Слова относились к юноше, стоявшему рядом с Джейран, он кивнул и отступил к выходу из зала.

Джейран, не сводя глаз с аш‑Шамардаля, сделала то же самое. И она проскользнула за молодым муридом незаметно и для него, и для звездозаконников, и для прочих мудрецов.

Мурид, взяв у выхода из зала факел из настенного кольца, уверенно пошел по проходу, возвращаясь туда, где его с пятью товарищами взял аш‑Шамардаль, и затем – по сводчатому коридору к двери, охраняемой еще двумя верными.

– Ради Аллаха и скрытого имама, выдайте мне того, кто находится в этом помещении, – сказал он. – Его требует Великий шейх.

– На голове и на глазах! – отвечали стражники, и мурид проскользнул за дверную занавеску.

Он появился оттуда, ведя за руку еще одного старца, также далеко зашедшего в годах, чьи тонкие белые одеяния мели по каменным плитам, а серебристая борода, казалось, светилась сама по себе. Этот старец молча следовал за муридом, опустив голову и тяжко вздыхая. Джейран поняла, что это и есть тот Бахрам, который должен рассудить спорящих, но поняла она также, что появление этого неземного старца никого не успокоит, ибо ему принесут громогласную жалобу на аш‑Шамардаля, и склока начнется заново, и затянется, а единственный, который мог бы отречься от своих претензий к Сабиту ибн Хатему, Барзах, никогда не появится в Пестром замке!

 

Зведозаконники были обречены. Или аш‑Шамардаль и Бахрам возьмут с них клятву в том, что они отрекаются от своего имущества – а какое у них могло быть имущество, кроме знаний? – или же они будут уничтожены теми плечистыми праведниками, которых аш‑Шамардаль собрал в замке немалое количество. Будут уничтожены наилучшие и наимудрейшие – и, хотя у них останутся в разных городах юные ученики, будет очень трудно восстановить накопленное ими…

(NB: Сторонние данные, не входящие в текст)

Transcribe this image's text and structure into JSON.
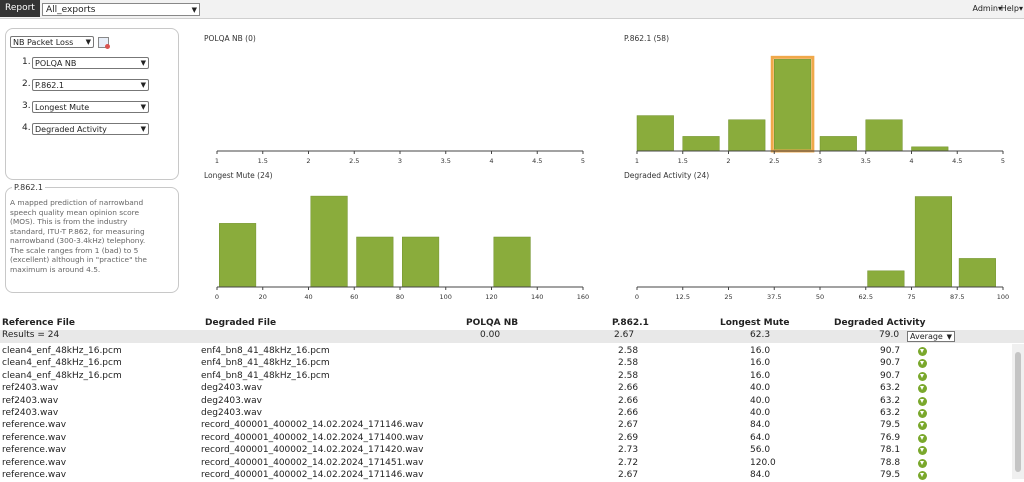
{
  "header": {
    "report_label": "Report",
    "export_selected": "All_exports",
    "admin_label": "Admin",
    "help_label": "Help"
  },
  "sidebar": {
    "mode_selected": "NB Packet Loss",
    "metrics": [
      {
        "index": "1.",
        "value": "POLQA NB"
      },
      {
        "index": "2.",
        "value": "P.862.1"
      },
      {
        "index": "3.",
        "value": "Longest Mute"
      },
      {
        "index": "4.",
        "value": "Degraded Activity"
      }
    ],
    "desc_title": "P.862.1",
    "desc_text": "A mapped prediction of narrowband speech quality mean opinion score (MOS). This is from the industry standard, ITU-T P.862, for measuring narrowband (300-3.4kHz) telephony. The scale ranges from 1 (bad) to 5 (excellent) although in \"practice\" the maximum is around 4.5."
  },
  "colors": {
    "bar": "#8aac3c",
    "bar_edge": "#6f8f2a",
    "highlight": "#f0a84a",
    "download": "#7aa82c"
  },
  "chart_data": [
    {
      "type": "bar",
      "title": "POLQA NB (0)",
      "x_ticks": [
        "1",
        "1.5",
        "2",
        "2.5",
        "3",
        "3.5",
        "4",
        "4.5",
        "5"
      ],
      "bins": [],
      "ymax": 1
    },
    {
      "type": "bar",
      "title": "P.862.1 (58)",
      "x_ticks": [
        "1",
        "1.5",
        "2",
        "2.5",
        "3",
        "3.5",
        "4",
        "4.5",
        "5"
      ],
      "bins": [
        {
          "start": 1.0,
          "end": 1.4,
          "value": 17
        },
        {
          "start": 1.5,
          "end": 1.9,
          "value": 7
        },
        {
          "start": 2.0,
          "end": 2.4,
          "value": 15
        },
        {
          "start": 2.5,
          "end": 2.9,
          "value": 44,
          "highlight": true
        },
        {
          "start": 3.0,
          "end": 3.4,
          "value": 7
        },
        {
          "start": 3.5,
          "end": 3.9,
          "value": 15
        },
        {
          "start": 4.0,
          "end": 4.4,
          "value": 2
        }
      ],
      "ymax": 48
    },
    {
      "type": "bar",
      "title": "Longest Mute (24)",
      "x_ticks": [
        "0",
        "20",
        "40",
        "60",
        "80",
        "100",
        "120",
        "140",
        "160"
      ],
      "bins": [
        {
          "start": 1,
          "end": 17,
          "value": 7
        },
        {
          "start": 41,
          "end": 57,
          "value": 10
        },
        {
          "start": 61,
          "end": 77,
          "value": 5.5
        },
        {
          "start": 81,
          "end": 97,
          "value": 5.5
        },
        {
          "start": 121,
          "end": 137,
          "value": 5.5
        }
      ],
      "ymax": 11
    },
    {
      "type": "bar",
      "title": "Degraded Activity (24)",
      "x_ticks": [
        "0",
        "12.5",
        "25",
        "37.5",
        "50",
        "62.5",
        "75",
        "87.5",
        "100"
      ],
      "bins": [
        {
          "start": 63,
          "end": 73,
          "value": 1.7
        },
        {
          "start": 76,
          "end": 86,
          "value": 9.5
        },
        {
          "start": 88,
          "end": 98,
          "value": 3.0
        }
      ],
      "ymax": 10.5
    }
  ],
  "table": {
    "headers": {
      "ref": "Reference File",
      "deg": "Degraded File",
      "polqa": "POLQA NB",
      "p862": "P.862.1",
      "mute": "Longest Mute",
      "activity": "Degraded Activity"
    },
    "results": {
      "label": "Results = 24",
      "polqa": "0.00",
      "p862": "2.67",
      "mute": "62.3",
      "activity": "79.0",
      "agg_selected": "Average"
    },
    "rows": [
      {
        "ref": "clean4_enf_48kHz_16.pcm",
        "deg": "enf4_bn8_41_48kHz_16.pcm",
        "p862": "2.58",
        "mute": "16.0",
        "activity": "90.7"
      },
      {
        "ref": "clean4_enf_48kHz_16.pcm",
        "deg": "enf4_bn8_41_48kHz_16.pcm",
        "p862": "2.58",
        "mute": "16.0",
        "activity": "90.7"
      },
      {
        "ref": "clean4_enf_48kHz_16.pcm",
        "deg": "enf4_bn8_41_48kHz_16.pcm",
        "p862": "2.58",
        "mute": "16.0",
        "activity": "90.7"
      },
      {
        "ref": "ref2403.wav",
        "deg": "deg2403.wav",
        "p862": "2.66",
        "mute": "40.0",
        "activity": "63.2"
      },
      {
        "ref": "ref2403.wav",
        "deg": "deg2403.wav",
        "p862": "2.66",
        "mute": "40.0",
        "activity": "63.2"
      },
      {
        "ref": "ref2403.wav",
        "deg": "deg2403.wav",
        "p862": "2.66",
        "mute": "40.0",
        "activity": "63.2"
      },
      {
        "ref": "reference.wav",
        "deg": "record_400001_400002_14.02.2024_171146.wav",
        "p862": "2.67",
        "mute": "84.0",
        "activity": "79.5"
      },
      {
        "ref": "reference.wav",
        "deg": "record_400001_400002_14.02.2024_171400.wav",
        "p862": "2.69",
        "mute": "64.0",
        "activity": "76.9"
      },
      {
        "ref": "reference.wav",
        "deg": "record_400001_400002_14.02.2024_171420.wav",
        "p862": "2.73",
        "mute": "56.0",
        "activity": "78.1"
      },
      {
        "ref": "reference.wav",
        "deg": "record_400001_400002_14.02.2024_171451.wav",
        "p862": "2.72",
        "mute": "120.0",
        "activity": "78.8"
      },
      {
        "ref": "reference.wav",
        "deg": "record_400001_400002_14.02.2024_171146.wav",
        "p862": "2.67",
        "mute": "84.0",
        "activity": "79.5"
      }
    ]
  }
}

При всей простоте своей души Джейран поняла, что только зависть могла побудить бездарного мага погубить великое звездозаконие Харрана. И ей стало стыдно за свое желание унизить Сабита ибн Хатема перед собранием мудрецов и магов. Первая мысль, которую Аллах послал в ее голову, была, возможно, наилучшей – вернуться в зал и перерезать аш‑Шамардалю горло. Вторая мысль была не столь прекрасна – увидев это, муриды аш‑Шамардаля предадут Джейран такой мучительной казни, что она тысячу раз пожалеет о своем благом порыве. Тут же возникла и третья мысль, самая благоразумная. Девушка вспомнила о гнусном обещании аш‑Шамардаля расправиться со звездозаконниками, когда завоют водяные часы.

После нескольких столкновений с этим изобретением она поняла, как оно действует, и хотя исторжение воя из бронзовой трубы все еще казалось ей диковинным, сама мысль об измерении времени при помощи равномерно капающих в сосуд капель улеглась у нее в голове без особого напряжения. Такие вещи она не только быстро понимала, но и, наверно, могла бы придумывать сама, в отличие от стихов, запоминание которых – и то было для нее мучительно.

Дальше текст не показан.